My Hubby WAS someone who was always busy, working himself to death I thought! He was considerate, even tempered and funny! He was loving and attentive. My best friend-- a sweet and spiritual person. SINCE THE SURGERY- my Dearest Love takes 1500mg Depakote daily, testosterone IM, Cortisol replacement. Now he is heavily sedated, has gained 100 lbs in 6 months, is very angry, rude, crude and obnoxious JUST BEFORE A SEIZURE STARTS...and so apologetic when it ends. 

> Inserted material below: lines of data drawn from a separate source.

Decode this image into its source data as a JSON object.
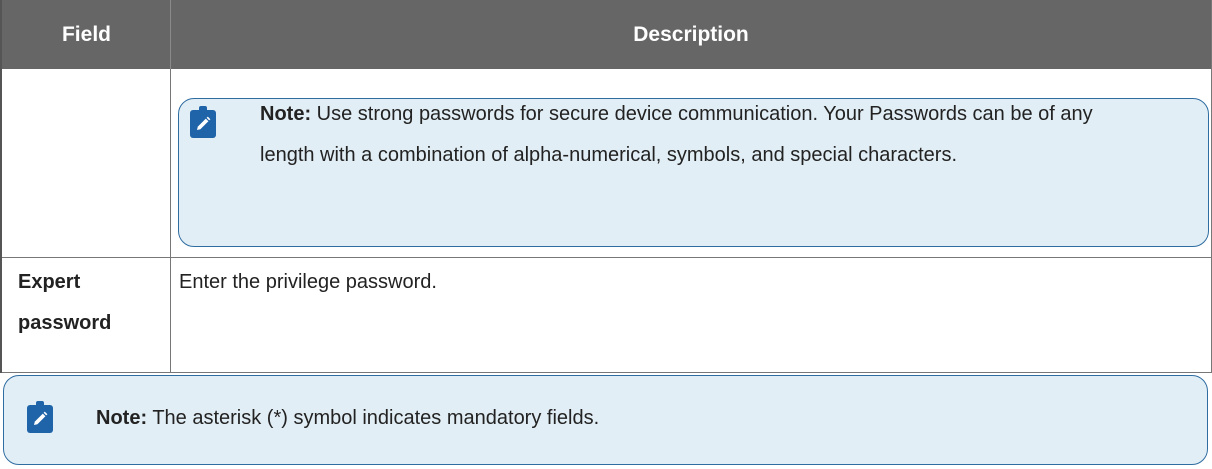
{
  "table": {
    "headers": [
      "Field",
      "Description"
    ],
    "rows": [
      {
        "field": "",
        "note": {
          "label": "Note:",
          "text": "Use strong passwords for secure device communication. Your Passwords can be of any length with a combination of alpha-numerical, symbols, and special characters."
        }
      },
      {
        "field": "Expert password",
        "description": "Enter the privilege password."
      }
    ]
  },
  "footer_note": {
    "label": "Note:",
    "text": "The asterisk (*) symbol indicates mandatory fields."
  },
  "colors": {
    "header_bg": "#666666",
    "note_bg": "#e2eef5",
    "note_border": "#2f6da1",
    "icon": "#1f63a8"
  },
  "icons": [
    "note-pencil-icon"
  ]
}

Things CAN get better. They also can get worse. Ask your Doctor specifically what outcome s/he expects for you. Good luck! 

 

And as a 6 year brain tumor malignant (gbm) who has a benign pituitary tumor and just had my first seizure presumably to it and I'm now faced with what to do. One year of trying to tweak and tune drugs and the roller coaster of that to only now realize it might be the benign tumor, do I deal with the drugs and try to find a happy medium or try surgery? I've made it 6 years with no recurrence or major deficit, so I may just medicate. Good luck to you all. This is so frustrating.

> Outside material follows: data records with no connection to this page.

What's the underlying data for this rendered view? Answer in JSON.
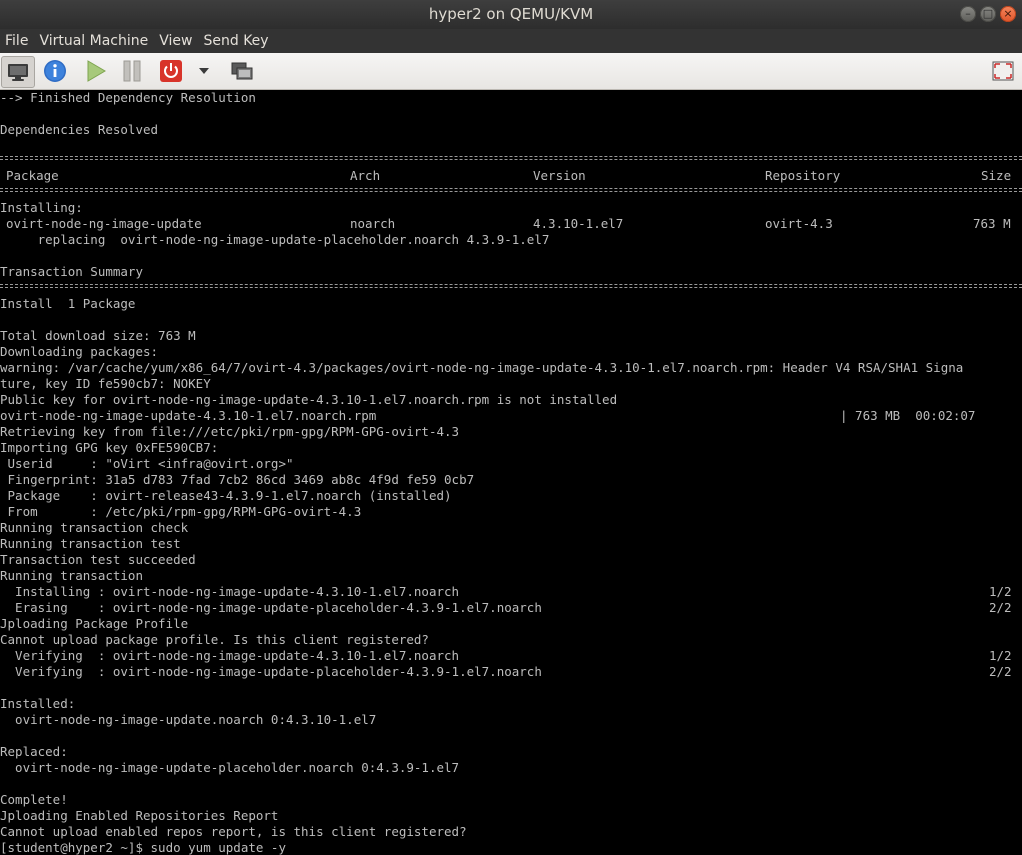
{
  "window": {
    "title": "hyper2 on QEMU/KVM"
  },
  "menu": [
    "File",
    "Virtual Machine",
    "View",
    "Send Key"
  ],
  "toolbar": {
    "icons": [
      "monitor-icon",
      "info-icon",
      "play-icon",
      "pause-icon",
      "power-icon",
      "chevron-down-icon",
      "snapshot-icon",
      "fullscreen-icon"
    ]
  },
  "colors": {
    "terminal_bg": "#000000",
    "terminal_fg": "#bdbdbd",
    "titlebar": "#2d2d2d",
    "close": "#e0552b"
  },
  "console": {
    "lines": [
      "--> Finished Dependency Resolution",
      "",
      "Dependencies Resolved",
      "",
      "",
      "",
      "",
      "",
      "Installing:",
      "",
      "     replacing  ovirt-node-ng-image-update-placeholder.noarch 4.3.9-1.el7",
      "",
      "Transaction Summary",
      "",
      "Install  1 Package",
      "",
      "Total download size: 763 M",
      "Downloading packages:",
      "warning: /var/cache/yum/x86_64/7/ovirt-4.3/packages/ovirt-node-ng-image-update-4.3.10-1.el7.noarch.rpm: Header V4 RSA/SHA1 Signa",
      "ture, key ID fe590cb7: NOKEY",
      "Public key for ovirt-node-ng-image-update-4.3.10-1.el7.noarch.rpm is not installed",
      "",
      "Retrieving key from file:///etc/pki/rpm-gpg/RPM-GPG-ovirt-4.3",
      "Importing GPG key 0xFE590CB7:",
      " Userid     : \"oVirt <infra@ovirt.org>\"",
      " Fingerprint: 31a5 d783 7fad 7cb2 86cd 3469 ab8c 4f9d fe59 0cb7",
      " Package    : ovirt-release43-4.3.9-1.el7.noarch (installed)",
      " From       : /etc/pki/rpm-gpg/RPM-GPG-ovirt-4.3",
      "Running transaction check",
      "Running transaction test",
      "Transaction test succeeded",
      "Running transaction",
      "",
      "",
      "Jploading Package Profile",
      "Cannot upload package profile. Is this client registered?",
      "",
      "",
      "",
      "Installed:",
      "  ovirt-node-ng-image-update.noarch 0:4.3.10-1.el7",
      "",
      "Replaced:",
      "  ovirt-node-ng-image-update-placeholder.noarch 0:4.3.9-1.el7",
      "",
      "Complete!",
      "Jploading Enabled Repositories Report",
      "Cannot upload enabled repos report, is this client registered?",
      "[student@hyper2 ~]$ sudo yum update -y"
    ],
    "table_header": [
      "Package",
      "Arch",
      "Version",
      "Repository",
      "Size"
    ],
    "table_row": [
      "ovirt-node-ng-image-update",
      "noarch",
      "4.3.10-1.el7",
      "ovirt-4.3",
      "763 M"
    ],
    "download": {
      "file": "ovirt-node-ng-image-update-4.3.10-1.el7.noarch.rpm",
      "stats": "| 763 MB  00:02:07"
    },
    "steps": [
      {
        "action": "  Installing : ovirt-node-ng-image-update-4.3.10-1.el7.noarch",
        "count": "1/2"
      },
      {
        "action": "  Erasing    : ovirt-node-ng-image-update-placeholder-4.3.9-1.el7.noarch",
        "count": "2/2"
      },
      {
        "action": "  Verifying  : ovirt-node-ng-image-update-4.3.10-1.el7.noarch",
        "count": "1/2"
      },
      {
        "action": "  Verifying  : ovirt-node-ng-image-update-placeholder-4.3.9-1.el7.noarch",
        "count": "2/2"
      }
    ]
  }
}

Trumpet Man, that's crazy. Have you seen a cardiologist? Sounds weird but I'm a cancer, adenoma and cardiology patient. I had some weird episodes. It was caused by an electical signal from my heart. It sounds as if you have nothing to lose by trying.
I send you all the best
wildorchid

I was diagnosed Nov '16 with 2mm microadenoma. It's nearly a yr and had I not sent the report to my neurologist and optometrist I would have had no care up to now. My two oncologists were notified and ignored it. Neurologist referral to Endocrinologist is the only specialist care I have had. My Itty bitty (by comparison ) tumor has caused weight loss, headaches that are on top of the antiseizure and migraine meds I already take for migraines, tremors, galactorrea and loss of vision already. Size doesn't seem to matter. Don't let your dr BS you and tell you it's "..not worrisome, we'll keep an eye on it." She figures that because lab work showed no significant change in hormone levels its nothing. As of about 4 month ago I also noticed if I have done anything strenuous, such as lifting laundry several times, then stand I have a clear stream that's like a faucet poring from my nose. Continuous for up to 40 min at times. I'm being treated as a hot potato no one wants to handle due to the tumor being on the pituitary gland. I'm having a lot of vision change, blurred vision, I can be walking and fall to the right (always right), I've had head pressure that feels like my skull is being pumped with fluid and it's either going to rupture or the fluid will start gushing from my eyes, nose and ears.
I wish all of you well. Don't take no for an answer. We are our own best advocate.
wildorchid

Go see an optometrist. I hope you have insurance that covers it. I don't but I have saved to see mine 3 times in a year. They have been excellent in observing the pituitary tumor, documenting vision changes and making statements of any loss of vision and their concerns to my PCP.
Good luck, don't hesitate to be a pain in the rear if need be when it comes to drs. It's our health. You can contact your insurance to see who they are contracted with before you change. Also, ALWAYS keep copies of all testing: imaging, labs... they seem to conveniently get misplaced when you change drs. Get copies before you jump ship.